Werknemer is op 1 oktober 2014 voor bepaalde tijd, te weten tot en met 31 maart 2015, bij werkgeefster in dienst getreden. In de arbeidsovereenkomst staat een arbeidsomvang van 24 uur per week vermeld tegen een salaris van € 9,50 bruto per uur. Op 7 maart 2015 heeft werknemer de arbeidsovereenkomst mondeling opgezegd tegen 31 maart 2015. Werknemer heeft zich vervolgens ziek gemeld. Op 13 maart 2015 heeft werkgeefster het ontslag aan werknemer bevestigd en daarbij meegedeeld dat maandag 30 maart 2015 de laatste werkdag zou zijn. Werknemer is niet ingegaan op de uitnodiging van de arbodienst om op gesprek te komen. Vervolgens heeft werkgeefster het salaris over de maand maart niet uitbetaald. Werknemer vordert uitbetaling van het loon en vakantiedagen. Werknemer stelt dat hij voor 27 uur, en niet voor 24 uur, per week bij werkgeefster in is dienst getreden. Volgens werknemer heeft werkgeefster onterecht het salaris en de niet opgenomen vakantiedagen niet uitbetaald. Daarbij komt dat werkgeefster niet heeft voldaan aan de aanzegverplichting. Werkgeefster stelt dat de overeengekomen arbeidsduur 24 uur per week was. Reeds in februari 2015 heeft werkgeefster mondeling aan werknemer toegezegd dat de arbeidsovereenkomst met een periode van zes maanden zou worden verlengd. Op 7 maart 2015 heeft werknemer werkgeefster aangezegd haar contract niet meer te willen verlengen. Werkgeefster betwist de ziekte van werknemer. Ten slotte stelt werkgeefster dat het door werknemer begrote bedrag aan opgebouwde, maar nog niet opgenomen, vakantiedagen onjuist is.

De kantonrechter oordeelt als volgt. Werknemer heeft geen deskundigenoordeel ex artikel 7:629a BW overgelegd, zodat de loonvordering wordt afgewezen. Partijen verschillen van mening over het aantal nog uit te betalen vakantiedagen/uren. Werkgeefster heeft met het opgestelde overzicht, waaruit het aantal opgebouwde en opgenomen uren blijkt, voldoende de stelling van werknemer betwist. Daarbij komt dat ter zitting is komen vast te staan dat werkgeefster dit overzicht op 27 november 2014 naar werknemer heeft verzonden. Dit is van belang omdat op genoemde datum al sprake was van een aanzienlijk negatief verlofurensaldo, dat bepalend is voor het door werkgeefster gestelde eindsaldo. Mitsdien kan de vordering worden begroot op de door werkgeefster voorgestelde wijze. De over dit bedrag gevorderde wettelijke rente is toewijsbaar vanaf 1 april 2015, nu werkgeefster tegen deze ingangsdatum geen verweer heeft gevoerd. In beginsel is werkgeefster over het hiervoor toegewezen bedrag op de voet van artikel 7:625 BW wettelijke verhoging verschuldigd. Echter, onder de gegeven omstandigheden bestaat aanleiding om de wettelijke verhoging te matigen tot nihil.

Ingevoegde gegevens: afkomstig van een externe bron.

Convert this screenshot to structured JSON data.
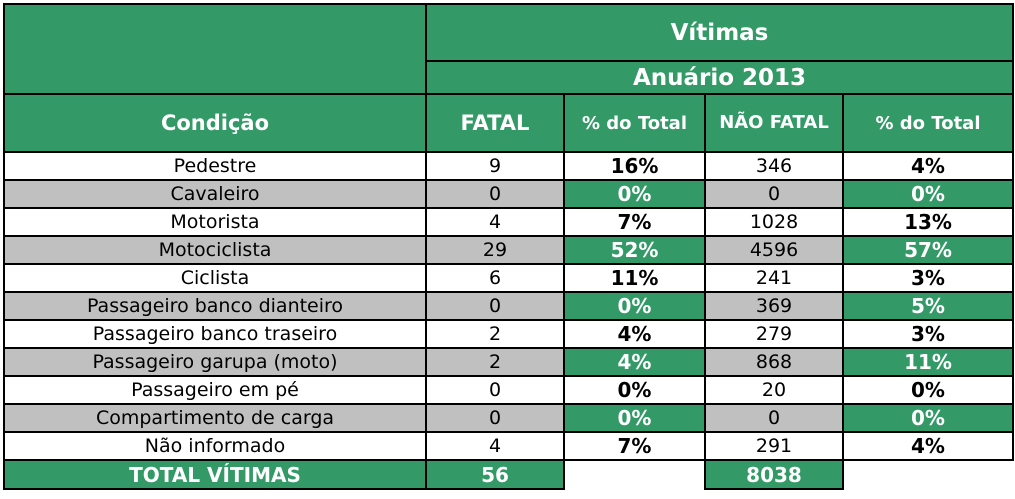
{
  "header": {
    "group_title": "Vítimas",
    "subtitle": "Anuário 2013",
    "columns": [
      "Condição",
      "FATAL",
      "% do Total",
      "NÃO FATAL",
      "% do Total"
    ]
  },
  "rows": [
    {
      "condicao": "Pedestre",
      "fatal": "9",
      "pct_fatal": "16%",
      "nao_fatal": "346",
      "pct_nao_fatal": "4%"
    },
    {
      "condicao": "Cavaleiro",
      "fatal": "0",
      "pct_fatal": "0%",
      "nao_fatal": "0",
      "pct_nao_fatal": "0%"
    },
    {
      "condicao": "Motorista",
      "fatal": "4",
      "pct_fatal": "7%",
      "nao_fatal": "1028",
      "pct_nao_fatal": "13%"
    },
    {
      "condicao": "Motociclista",
      "fatal": "29",
      "pct_fatal": "52%",
      "nao_fatal": "4596",
      "pct_nao_fatal": "57%"
    },
    {
      "condicao": "Ciclista",
      "fatal": "6",
      "pct_fatal": "11%",
      "nao_fatal": "241",
      "pct_nao_fatal": "3%"
    },
    {
      "condicao": "Passageiro banco dianteiro",
      "fatal": "0",
      "pct_fatal": "0%",
      "nao_fatal": "369",
      "pct_nao_fatal": "5%"
    },
    {
      "condicao": "Passageiro banco traseiro",
      "fatal": "2",
      "pct_fatal": "4%",
      "nao_fatal": "279",
      "pct_nao_fatal": "3%"
    },
    {
      "condicao": "Passageiro garupa (moto)",
      "fatal": "2",
      "pct_fatal": "4%",
      "nao_fatal": "868",
      "pct_nao_fatal": "11%"
    },
    {
      "condicao": "Passageiro em pé",
      "fatal": "0",
      "pct_fatal": "0%",
      "nao_fatal": "20",
      "pct_nao_fatal": "0%"
    },
    {
      "condicao": "Compartimento de carga",
      "fatal": "0",
      "pct_fatal": "0%",
      "nao_fatal": "0",
      "pct_nao_fatal": "0%"
    },
    {
      "condicao": "Não informado",
      "fatal": "4",
      "pct_fatal": "7%",
      "nao_fatal": "291",
      "pct_nao_fatal": "4%"
    }
  ],
  "totals": {
    "label": "TOTAL VÍTIMAS",
    "fatal": "56",
    "nao_fatal": "8038"
  },
  "colors": {
    "green": "#339966",
    "gray": "#c0c0c0",
    "white": "#ffffff"
  }
}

Vast staat dat werkgeefster de uitbetaling van de vakantiedagen achterwege heeft gelaten vanwege de ongegronde weigering van werknemer om in te gaan op de uitnodiging voor een gesprek bij de verzuimconsulent van de arbodienst van werkgeefster. In redelijkheid kon van werknemer worden verwacht dat hij gehoor aan de oproep zou geven. Vast staat dat werkgeefster niet tijdig aan de aanzegverplichting ex artikel 7:668 BW heeft voldaan. De eventuele mondeling door werkgeefster aan werknemer hierover gedane mededelingen doen hieraan niet af, nu het voldoen aan de aanzegverplichting schriftelijk dient te gebeuren.  Nu werkgeefster bij e-mail van 13 maart 2015 aan werknemer per e-mail heeft bericht dat zij de opzegging van werknemer bevestigt en dat 30 maart 2015 de laatste werkdag zal zijn, wordt werkgeefster geacht op 13 maart 2015 alsnog aan de aanzegverplichting te hebben voldaan. Dit brengt mee dat de werkgeefster een aanzegvergoeding naar rato (art. 7:668 lid 3 BW) verschuldigd is. Werkgeefster heeft de beëindiging van de arbeidsovereenkomst 13 dagen te laat aangezegd en is derhalve een bedrag van € 414,32 verschuldigd.